I’d covered Bert with a sheet, but his shirt had been buttoned to the neck. ‘I bet you did a lot to help him.’

 

He shrugged.

 

‘I had a look at that bruise. I reckon you clocked him with the frying pan when he tried to stop you getting the gold.’

 

He was rapidly regaining his cool. ‘You’d have a fuckin’ hard time proving that.’

 

He was right but I had to push him a little more.

 

‘The way you came at me, that was because you knew you’d killed him.’

 

‘Crap. That was because you were going to stop me from taking what’s mine.’

 

I had the solution right then and I smiled. He didn’t like the smile much. ‘You think it’s yours, do you?’

 

‘I know it is. My dad, my real dad told me about it. It was his, now it’s mine. Even if it was his,’ he looked down at Bert, ‘it’s still mine. I’m his heir.’

 

‘Your father was a conman and a pimp and a thief and probably worse.

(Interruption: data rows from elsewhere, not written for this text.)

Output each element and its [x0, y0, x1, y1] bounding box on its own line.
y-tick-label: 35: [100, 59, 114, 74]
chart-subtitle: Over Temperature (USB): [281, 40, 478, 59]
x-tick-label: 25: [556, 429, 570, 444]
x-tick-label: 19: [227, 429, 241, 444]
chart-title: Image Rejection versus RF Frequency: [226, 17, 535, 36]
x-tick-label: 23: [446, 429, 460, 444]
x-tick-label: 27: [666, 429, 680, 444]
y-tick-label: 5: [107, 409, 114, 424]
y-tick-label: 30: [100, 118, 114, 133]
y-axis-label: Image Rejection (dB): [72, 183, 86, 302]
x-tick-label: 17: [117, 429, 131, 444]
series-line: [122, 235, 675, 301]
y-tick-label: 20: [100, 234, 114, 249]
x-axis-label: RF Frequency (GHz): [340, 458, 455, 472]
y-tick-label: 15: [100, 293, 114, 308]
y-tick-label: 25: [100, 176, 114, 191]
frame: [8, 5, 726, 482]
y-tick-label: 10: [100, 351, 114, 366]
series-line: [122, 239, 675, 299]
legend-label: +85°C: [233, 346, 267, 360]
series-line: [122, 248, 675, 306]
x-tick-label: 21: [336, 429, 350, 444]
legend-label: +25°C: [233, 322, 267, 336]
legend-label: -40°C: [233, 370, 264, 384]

If you think you’re going to get anything out of this you’d better think again.’

 

He summoned up enough courage for a sneer and felt in the pocket of his shirt for his cigarettes. He got them out and I knocked them flying across the room. I put my hands around his thin neck and pulled him to his feet. I gripped beside the carotid arteries. ‘A good squeeze and you go out for twenty minutes. That’s long enough for me to take you down to the water and drown you.’

 

‘You wouldn’t.’

 

I increased the pressure. ‘You’re a worthless piece of shit. It wouldn’t worry me one bit.’

 

‘It’ll leave marks, like…’

 

‘The frying pan? Maybe, if they found you. But that wouldn’t do you much good, would it.’ I squeezed almost enough to cut off the blood supply, enough to give him a taste of it.

 

‘Don’t. Please, please, Mr Hardy.’

 

I eased up a fraction. ‘The alternative is you do everything I say. One refusal and I swear I’ll drown you and anchor you to the bottom. And I’ll wait until you’re awake to do it.’

 

‘Okay. I’ll do what you say. Okay.’

 

* * * *

 

I had him load all the gold into the back of Bert’s 4WD, including the ones he’d already put in his Monaro. Then he drove the vehicle down to the boat ramp and got the dinghy into the water. By the time he’d loaded the gold into the dinghy he was almost too tired to row but he was too scared not to. When he was utterly exhausted I got him to lie face down in the boat. He blubbered but he did it. I started the outboard and took the dinghy well offshore. Then I made Tom take off his shirt while keeping his head down. I made a solid blindfold from the shirt and tied it hard around his head.

 

‘Sit up!’

 

He groped and shuffled onto the seat. I took an oar and jabbed it gently into his crotch. He winced and I left it there. ‘Now, one by one, you take up those bits of metal and you drop them over the side.’

 

It took a while and the sun was fierce in the sky. By the time he’d finished his neck and shoulders were bright red from sunburn and his tears had soaked through the blindfold.